De son côté, le service de Disney disposera du catalogue historique de films et de programmes télévisés ainsi que de la collection de la 21st Century Fox, que le groupe est en train de racheter. C'est-à-dire, entre autres, "Star Wars" et la franchise des superhéros Marvel.

Selon Alexia Quadrani, analyste chez JP Morgan, Disney pourrait devenir un poids lourd du secteur avec 45 millions d'abonnements aux Etats-Unis et 115 millions dans le monde.

Alan Wolk fait une autre prédiction : "Les gens s'abonneront à un service pour regarder un programme, puis ce sera facile d'annuler et d'aller vers une autre" plateforme.

- Pas de panique, pour l'instant -

Pour certains analystes, Netflix n'a pas de raisons de paniquer. Pour l'instant.

"Netflix a compris le business, ils savent ce que désire le consommateur", affirme Dan Rayburn, spécialiste du streaming chez Frost & Sullivan.

Mais, selon lui, les concurrents issus de l'industrie traditionnelle pourraient avec le temps être en mesure d'exploiter leur base d'utilisateurs et leurs infrastructures et donc ronger l'avantage de Netflix. Car ce dernier ne possède "rien".

Pour cela, il va falloir être "rapide et agile" et il n'est pas certain que ces groupes historiques en soient capables.

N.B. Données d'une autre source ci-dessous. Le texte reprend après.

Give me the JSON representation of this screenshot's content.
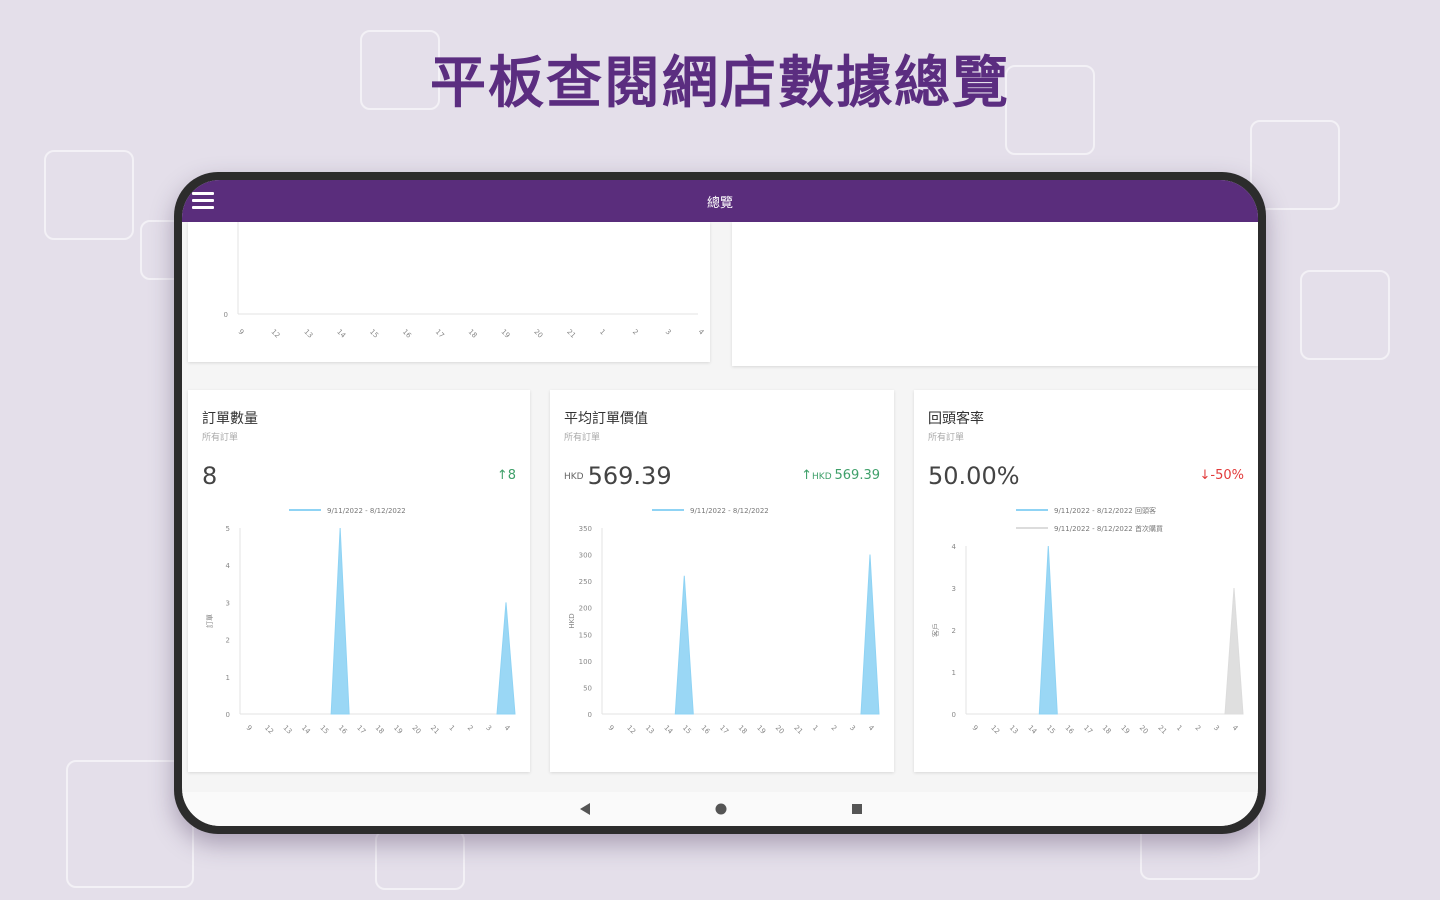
{
  "headline": "平板查閱網店數據總覽",
  "app": {
    "title": "總覽",
    "menu_icon": "hamburger-menu-icon"
  },
  "top_chart": {
    "y_ticks": [
      "0"
    ],
    "x_ticks": [
      "9",
      "12",
      "13",
      "14",
      "15",
      "16",
      "17",
      "18",
      "19",
      "20",
      "21",
      "1",
      "2",
      "3",
      "4"
    ]
  },
  "cards": [
    {
      "title": "訂單數量",
      "subtitle": "所有訂單",
      "value": "8",
      "value_unit": "",
      "delta_arrow": "↑",
      "delta_unit": "",
      "delta": "8",
      "delta_dir": "up",
      "ylabel": "訂單",
      "legend": [
        "9/11/2022 - 8/12/2022"
      ]
    },
    {
      "title": "平均訂單價值",
      "subtitle": "所有訂單",
      "value": "569.39",
      "value_unit": "HKD",
      "delta_arrow": "↑",
      "delta_unit": "HKD ",
      "delta": "569.39",
      "delta_dir": "up",
      "ylabel": "HKD",
      "legend": [
        "9/11/2022 - 8/12/2022"
      ]
    },
    {
      "title": "回頭客率",
      "subtitle": "所有訂單",
      "value": "50.00%",
      "value_unit": "",
      "delta_arrow": "↓",
      "delta_unit": "",
      "delta": "-50%",
      "delta_dir": "down",
      "ylabel": "客戶",
      "legend": [
        "9/11/2022 - 8/12/2022 回頭客",
        "9/11/2022 - 8/12/2022 首次購買"
      ]
    }
  ],
  "chart_data": [
    {
      "type": "area",
      "title": "訂單數量",
      "ylabel": "訂單",
      "x": [
        "9",
        "12",
        "13",
        "14",
        "15",
        "16",
        "17",
        "18",
        "19",
        "20",
        "21",
        "1",
        "2",
        "3",
        "4"
      ],
      "ylim": [
        0,
        5
      ],
      "y_ticks": [
        0,
        1,
        2,
        3,
        4,
        5
      ],
      "series": [
        {
          "name": "9/11/2022 - 8/12/2022",
          "values": [
            0,
            0,
            0,
            0,
            0,
            5,
            0,
            0,
            0,
            0,
            0,
            0,
            0,
            0,
            3
          ],
          "color": "#8fd3f4"
        }
      ]
    },
    {
      "type": "area",
      "title": "平均訂單價值",
      "ylabel": "HKD",
      "x": [
        "9",
        "12",
        "13",
        "14",
        "15",
        "16",
        "17",
        "18",
        "19",
        "20",
        "21",
        "1",
        "2",
        "3",
        "4"
      ],
      "ylim": [
        0,
        350
      ],
      "y_ticks": [
        0,
        50,
        100,
        150,
        200,
        250,
        300,
        350
      ],
      "series": [
        {
          "name": "9/11/2022 - 8/12/2022",
          "values": [
            0,
            0,
            0,
            0,
            260,
            0,
            0,
            0,
            0,
            0,
            0,
            0,
            0,
            0,
            300
          ],
          "color": "#8fd3f4"
        }
      ]
    },
    {
      "type": "area",
      "title": "回頭客率",
      "ylabel": "客戶",
      "x": [
        "9",
        "12",
        "13",
        "14",
        "15",
        "16",
        "17",
        "18",
        "19",
        "20",
        "21",
        "1",
        "2",
        "3",
        "4"
      ],
      "ylim": [
        0,
        4
      ],
      "y_ticks": [
        0,
        1,
        2,
        3,
        4
      ],
      "series": [
        {
          "name": "9/11/2022 - 8/12/2022 回頭客",
          "values": [
            0,
            0,
            0,
            0,
            4,
            0,
            0,
            0,
            0,
            0,
            0,
            0,
            0,
            0,
            0
          ],
          "color": "#8fd3f4"
        },
        {
          "name": "9/11/2022 - 8/12/2022 首次購買",
          "values": [
            0,
            0,
            0,
            0,
            0,
            0,
            0,
            0,
            0,
            0,
            0,
            0,
            0,
            0,
            3
          ],
          "color": "#dcdcdc"
        }
      ]
    }
  ],
  "nav": {
    "back_icon": "back-triangle-icon",
    "home_icon": "home-circle-icon",
    "recents_icon": "recents-square-icon"
  }
}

"Nous pensons que les médias traditionnels ont raté l'opportunité de rivaliser avec Netflix (et avec d'autres plateformes technologiques) à moins qu'ils ne soient prêts à vraiment y aller à fond", estime Richard Greenfield, analyste chez BTIG, dans une note.

D'après M. Greenfield, il faudra pour ce faire que les groupes historiques ne se focalisent plus seulement sur les recettes au box-office et qu'ils améliorent le contrôle des contenus.

"Sans compter que (Disney) et le reste des médias traditionnels ne comprennent pas vraiment à quel point la technologie est importante pour réussir dans le streaming" dans un modèle de service direct au consommateur, poursuit-il.

Pour Daniel Ives, de Wedbush Securities, Apple pourrait avoir une carte à jouer mais, pour devenir un poids lourd, la firme à la pomme devrait acquérir un fournisseur de contenus comme CBS ou Sony Pictures.

Apple "est vraiment à la traîne dans cette course au contenu" et, relève-t-il, la croissance externe "n'est pas dans son ADN".